Fishman also points out that when it comes to mortgages, many taxpayers can’t deduct them anyway because they don’t itemize their deductions, opting instead for the standard deduction. (However, taxpayers can take student loan interest deductions without itemizing.) So the overall impact of losing those deductions may be negligible, unless your income has stayed the same (or hasn’t). has increased) and you have opted for an opt-out program anyway.

3. Losing your refund to debt collectors
Although collection agencies cannot directly withdraw your refund from the IRS, they may be able to take it once it is in your bank account if the account is at risk of seizure due to a debt collection judgment, says Lauren Saunders, associate director at the National Center for Consumer Law.

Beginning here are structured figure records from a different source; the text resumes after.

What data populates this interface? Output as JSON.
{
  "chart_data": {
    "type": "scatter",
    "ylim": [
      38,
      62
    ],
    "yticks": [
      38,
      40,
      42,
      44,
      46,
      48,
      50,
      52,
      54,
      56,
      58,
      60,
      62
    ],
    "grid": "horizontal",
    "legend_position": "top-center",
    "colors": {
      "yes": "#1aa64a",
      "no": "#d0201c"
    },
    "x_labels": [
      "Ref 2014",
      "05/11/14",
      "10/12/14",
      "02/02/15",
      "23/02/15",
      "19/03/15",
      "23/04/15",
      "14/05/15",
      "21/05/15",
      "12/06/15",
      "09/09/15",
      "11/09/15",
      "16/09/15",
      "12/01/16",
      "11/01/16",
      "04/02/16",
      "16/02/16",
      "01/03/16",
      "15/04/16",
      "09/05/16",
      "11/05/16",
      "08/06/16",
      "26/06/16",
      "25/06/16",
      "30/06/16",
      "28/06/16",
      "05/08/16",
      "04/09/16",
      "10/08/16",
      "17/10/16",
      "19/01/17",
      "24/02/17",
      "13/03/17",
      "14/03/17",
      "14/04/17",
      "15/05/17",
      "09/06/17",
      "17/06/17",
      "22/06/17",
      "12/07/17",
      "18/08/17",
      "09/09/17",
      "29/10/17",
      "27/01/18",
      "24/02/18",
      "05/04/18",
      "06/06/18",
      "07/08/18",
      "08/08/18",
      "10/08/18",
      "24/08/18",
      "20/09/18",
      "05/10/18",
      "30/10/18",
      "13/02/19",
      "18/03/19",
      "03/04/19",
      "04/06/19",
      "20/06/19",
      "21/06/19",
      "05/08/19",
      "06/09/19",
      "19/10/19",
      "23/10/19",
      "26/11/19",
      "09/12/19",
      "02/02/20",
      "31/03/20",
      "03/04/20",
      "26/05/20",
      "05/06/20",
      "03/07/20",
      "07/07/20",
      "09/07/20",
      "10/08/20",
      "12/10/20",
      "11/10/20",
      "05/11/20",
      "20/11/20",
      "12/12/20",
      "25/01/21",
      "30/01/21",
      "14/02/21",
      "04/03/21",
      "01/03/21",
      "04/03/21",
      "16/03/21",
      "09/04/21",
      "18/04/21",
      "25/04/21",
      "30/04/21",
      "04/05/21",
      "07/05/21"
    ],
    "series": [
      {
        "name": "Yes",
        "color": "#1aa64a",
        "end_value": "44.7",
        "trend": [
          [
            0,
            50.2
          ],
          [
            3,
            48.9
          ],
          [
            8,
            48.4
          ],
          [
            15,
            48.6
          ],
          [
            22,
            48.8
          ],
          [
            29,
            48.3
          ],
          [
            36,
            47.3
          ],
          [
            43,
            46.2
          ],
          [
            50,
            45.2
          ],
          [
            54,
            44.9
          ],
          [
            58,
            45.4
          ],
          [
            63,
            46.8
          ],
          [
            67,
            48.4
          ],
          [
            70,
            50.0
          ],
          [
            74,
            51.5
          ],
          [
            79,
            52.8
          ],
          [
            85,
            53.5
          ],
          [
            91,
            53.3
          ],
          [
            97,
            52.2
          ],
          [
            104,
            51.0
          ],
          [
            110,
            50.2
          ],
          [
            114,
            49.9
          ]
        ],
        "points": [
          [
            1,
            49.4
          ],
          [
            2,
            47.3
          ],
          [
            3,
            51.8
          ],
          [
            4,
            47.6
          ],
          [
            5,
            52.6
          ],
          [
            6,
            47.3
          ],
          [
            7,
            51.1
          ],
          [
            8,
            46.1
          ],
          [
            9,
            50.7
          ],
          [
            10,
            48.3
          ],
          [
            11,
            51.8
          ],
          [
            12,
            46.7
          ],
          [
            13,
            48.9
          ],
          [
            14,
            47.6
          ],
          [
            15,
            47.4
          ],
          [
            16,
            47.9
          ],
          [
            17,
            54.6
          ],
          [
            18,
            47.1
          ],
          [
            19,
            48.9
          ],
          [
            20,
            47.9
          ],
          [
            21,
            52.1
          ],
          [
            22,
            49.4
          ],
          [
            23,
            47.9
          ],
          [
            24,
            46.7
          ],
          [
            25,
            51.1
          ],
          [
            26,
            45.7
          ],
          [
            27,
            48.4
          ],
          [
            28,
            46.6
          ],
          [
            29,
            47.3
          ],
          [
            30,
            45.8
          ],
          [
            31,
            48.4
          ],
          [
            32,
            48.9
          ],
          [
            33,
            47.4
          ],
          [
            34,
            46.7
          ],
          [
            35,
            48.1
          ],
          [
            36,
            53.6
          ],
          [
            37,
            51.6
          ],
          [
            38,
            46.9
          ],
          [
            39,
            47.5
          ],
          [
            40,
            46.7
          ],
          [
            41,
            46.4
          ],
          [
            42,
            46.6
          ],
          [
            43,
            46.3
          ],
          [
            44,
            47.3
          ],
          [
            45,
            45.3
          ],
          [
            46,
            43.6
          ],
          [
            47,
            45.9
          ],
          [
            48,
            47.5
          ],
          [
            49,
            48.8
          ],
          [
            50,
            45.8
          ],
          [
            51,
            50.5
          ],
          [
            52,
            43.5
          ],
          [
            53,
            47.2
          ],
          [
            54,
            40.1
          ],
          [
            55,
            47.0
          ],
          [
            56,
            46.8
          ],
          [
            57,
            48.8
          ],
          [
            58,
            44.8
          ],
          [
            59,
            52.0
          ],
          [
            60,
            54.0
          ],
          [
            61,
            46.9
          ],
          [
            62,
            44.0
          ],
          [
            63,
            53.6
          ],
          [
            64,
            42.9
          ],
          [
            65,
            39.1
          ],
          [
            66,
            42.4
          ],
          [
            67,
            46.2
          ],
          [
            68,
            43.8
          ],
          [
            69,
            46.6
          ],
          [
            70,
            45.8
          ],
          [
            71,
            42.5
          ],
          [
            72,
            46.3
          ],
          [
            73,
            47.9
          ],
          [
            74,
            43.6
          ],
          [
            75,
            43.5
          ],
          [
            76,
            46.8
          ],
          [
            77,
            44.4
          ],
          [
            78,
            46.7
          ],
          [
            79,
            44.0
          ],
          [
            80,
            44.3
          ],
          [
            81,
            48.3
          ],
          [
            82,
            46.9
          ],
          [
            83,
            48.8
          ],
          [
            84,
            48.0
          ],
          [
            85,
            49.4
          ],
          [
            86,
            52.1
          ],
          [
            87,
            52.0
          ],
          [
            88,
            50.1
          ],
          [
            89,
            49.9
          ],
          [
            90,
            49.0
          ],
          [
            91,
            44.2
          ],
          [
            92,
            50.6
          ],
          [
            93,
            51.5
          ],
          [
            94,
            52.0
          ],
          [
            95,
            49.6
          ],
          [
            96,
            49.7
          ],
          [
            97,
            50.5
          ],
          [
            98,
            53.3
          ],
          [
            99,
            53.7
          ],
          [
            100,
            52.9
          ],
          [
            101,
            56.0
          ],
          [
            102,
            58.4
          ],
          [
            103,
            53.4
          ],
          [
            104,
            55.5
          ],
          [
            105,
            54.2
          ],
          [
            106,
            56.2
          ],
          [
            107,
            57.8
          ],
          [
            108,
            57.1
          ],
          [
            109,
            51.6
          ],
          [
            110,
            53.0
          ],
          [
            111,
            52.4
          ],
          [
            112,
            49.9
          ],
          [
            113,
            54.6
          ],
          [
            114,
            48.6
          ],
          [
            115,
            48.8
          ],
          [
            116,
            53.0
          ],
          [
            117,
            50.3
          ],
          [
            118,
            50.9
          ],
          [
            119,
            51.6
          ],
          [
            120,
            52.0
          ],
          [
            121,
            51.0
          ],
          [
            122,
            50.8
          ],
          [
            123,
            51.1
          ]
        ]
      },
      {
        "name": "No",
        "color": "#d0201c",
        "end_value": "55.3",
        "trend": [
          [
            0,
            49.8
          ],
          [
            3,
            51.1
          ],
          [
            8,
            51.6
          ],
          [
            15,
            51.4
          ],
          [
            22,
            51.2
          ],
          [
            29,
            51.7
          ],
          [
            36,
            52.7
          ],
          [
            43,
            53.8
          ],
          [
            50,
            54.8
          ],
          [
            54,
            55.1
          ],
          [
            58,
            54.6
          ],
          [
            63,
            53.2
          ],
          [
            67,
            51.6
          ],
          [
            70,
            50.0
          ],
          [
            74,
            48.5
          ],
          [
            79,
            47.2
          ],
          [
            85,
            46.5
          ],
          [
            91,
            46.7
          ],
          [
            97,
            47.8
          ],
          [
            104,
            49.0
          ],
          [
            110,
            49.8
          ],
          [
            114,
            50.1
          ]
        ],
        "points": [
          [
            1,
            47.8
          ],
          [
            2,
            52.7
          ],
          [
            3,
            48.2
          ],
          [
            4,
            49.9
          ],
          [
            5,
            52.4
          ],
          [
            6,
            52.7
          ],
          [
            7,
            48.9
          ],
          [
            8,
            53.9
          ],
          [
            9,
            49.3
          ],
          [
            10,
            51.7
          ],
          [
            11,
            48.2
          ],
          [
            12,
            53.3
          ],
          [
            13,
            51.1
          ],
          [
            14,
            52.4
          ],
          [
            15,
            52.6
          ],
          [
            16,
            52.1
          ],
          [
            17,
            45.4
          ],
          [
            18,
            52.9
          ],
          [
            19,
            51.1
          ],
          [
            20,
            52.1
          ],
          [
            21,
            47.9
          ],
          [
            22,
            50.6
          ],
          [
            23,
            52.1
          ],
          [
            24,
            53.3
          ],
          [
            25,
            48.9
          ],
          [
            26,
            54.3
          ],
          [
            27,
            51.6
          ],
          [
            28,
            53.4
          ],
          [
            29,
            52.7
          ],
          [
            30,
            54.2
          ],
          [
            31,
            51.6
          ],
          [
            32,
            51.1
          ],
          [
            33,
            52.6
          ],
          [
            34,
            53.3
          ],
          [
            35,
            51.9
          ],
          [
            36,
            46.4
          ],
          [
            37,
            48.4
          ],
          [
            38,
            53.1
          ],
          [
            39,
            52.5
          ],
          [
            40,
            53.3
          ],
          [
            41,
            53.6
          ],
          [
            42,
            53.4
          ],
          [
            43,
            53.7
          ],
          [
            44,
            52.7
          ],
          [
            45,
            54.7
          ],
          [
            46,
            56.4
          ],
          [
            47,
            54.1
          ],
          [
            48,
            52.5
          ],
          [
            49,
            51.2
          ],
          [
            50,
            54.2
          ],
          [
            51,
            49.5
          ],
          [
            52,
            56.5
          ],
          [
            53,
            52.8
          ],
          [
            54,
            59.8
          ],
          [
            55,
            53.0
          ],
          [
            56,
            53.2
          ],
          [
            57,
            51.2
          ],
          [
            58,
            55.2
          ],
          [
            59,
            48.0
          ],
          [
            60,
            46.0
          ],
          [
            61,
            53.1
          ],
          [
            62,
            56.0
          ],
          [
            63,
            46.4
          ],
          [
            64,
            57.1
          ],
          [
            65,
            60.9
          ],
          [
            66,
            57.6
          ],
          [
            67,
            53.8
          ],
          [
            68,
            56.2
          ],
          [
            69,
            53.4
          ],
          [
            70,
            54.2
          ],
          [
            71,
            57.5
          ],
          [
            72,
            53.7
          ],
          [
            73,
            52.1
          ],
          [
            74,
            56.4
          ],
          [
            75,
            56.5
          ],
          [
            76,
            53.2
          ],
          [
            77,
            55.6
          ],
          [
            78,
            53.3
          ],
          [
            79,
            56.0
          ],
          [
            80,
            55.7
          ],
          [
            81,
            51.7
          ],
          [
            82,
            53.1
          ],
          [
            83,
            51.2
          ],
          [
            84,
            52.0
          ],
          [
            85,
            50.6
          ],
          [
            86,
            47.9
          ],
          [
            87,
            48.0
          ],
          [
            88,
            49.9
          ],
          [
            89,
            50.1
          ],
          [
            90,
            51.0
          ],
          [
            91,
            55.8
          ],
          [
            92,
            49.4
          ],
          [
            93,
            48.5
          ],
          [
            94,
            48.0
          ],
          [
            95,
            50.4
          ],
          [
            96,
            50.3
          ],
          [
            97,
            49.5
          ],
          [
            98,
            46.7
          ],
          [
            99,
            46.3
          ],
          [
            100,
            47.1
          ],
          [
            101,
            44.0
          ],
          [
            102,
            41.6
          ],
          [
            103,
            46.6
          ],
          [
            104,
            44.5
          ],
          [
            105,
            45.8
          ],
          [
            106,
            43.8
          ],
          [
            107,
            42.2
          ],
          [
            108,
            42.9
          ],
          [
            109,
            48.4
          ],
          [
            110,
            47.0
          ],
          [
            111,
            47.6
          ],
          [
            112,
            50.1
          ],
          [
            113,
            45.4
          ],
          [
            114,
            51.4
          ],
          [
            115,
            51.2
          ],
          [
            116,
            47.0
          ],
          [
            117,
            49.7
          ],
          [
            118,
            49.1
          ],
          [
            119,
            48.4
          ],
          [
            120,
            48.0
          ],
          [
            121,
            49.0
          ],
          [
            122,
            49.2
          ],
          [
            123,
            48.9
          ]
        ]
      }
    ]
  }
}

If the account is seized, she adds, many states have laws that protect some of the money. “But in most states, the consumer must go to court to assert protection and must act quickly,” Saunders said.

Another option, she adds, is to request reimbursement by paper check rather than direct deposit, or withdraw the necessary funds immediately. This can protect the money from being immediately seized by collection agencies.

It should also be noted that the federal government may withhold your tax refund in certain circumstances, such as if you owe overdue taxes or child support payments. In recent years, the IRS could also withhold unpaid federal student loans (although these collection activities are halted until the end of September due to the pandemic).

If you receive a tax refund, as about 50% of filers expect to do, you could use it to pay off some of that debt to reduce your debt burden in the future. The NerdWallet report found that 32% of filers awaiting repayment said they would use the money to pay off their debt.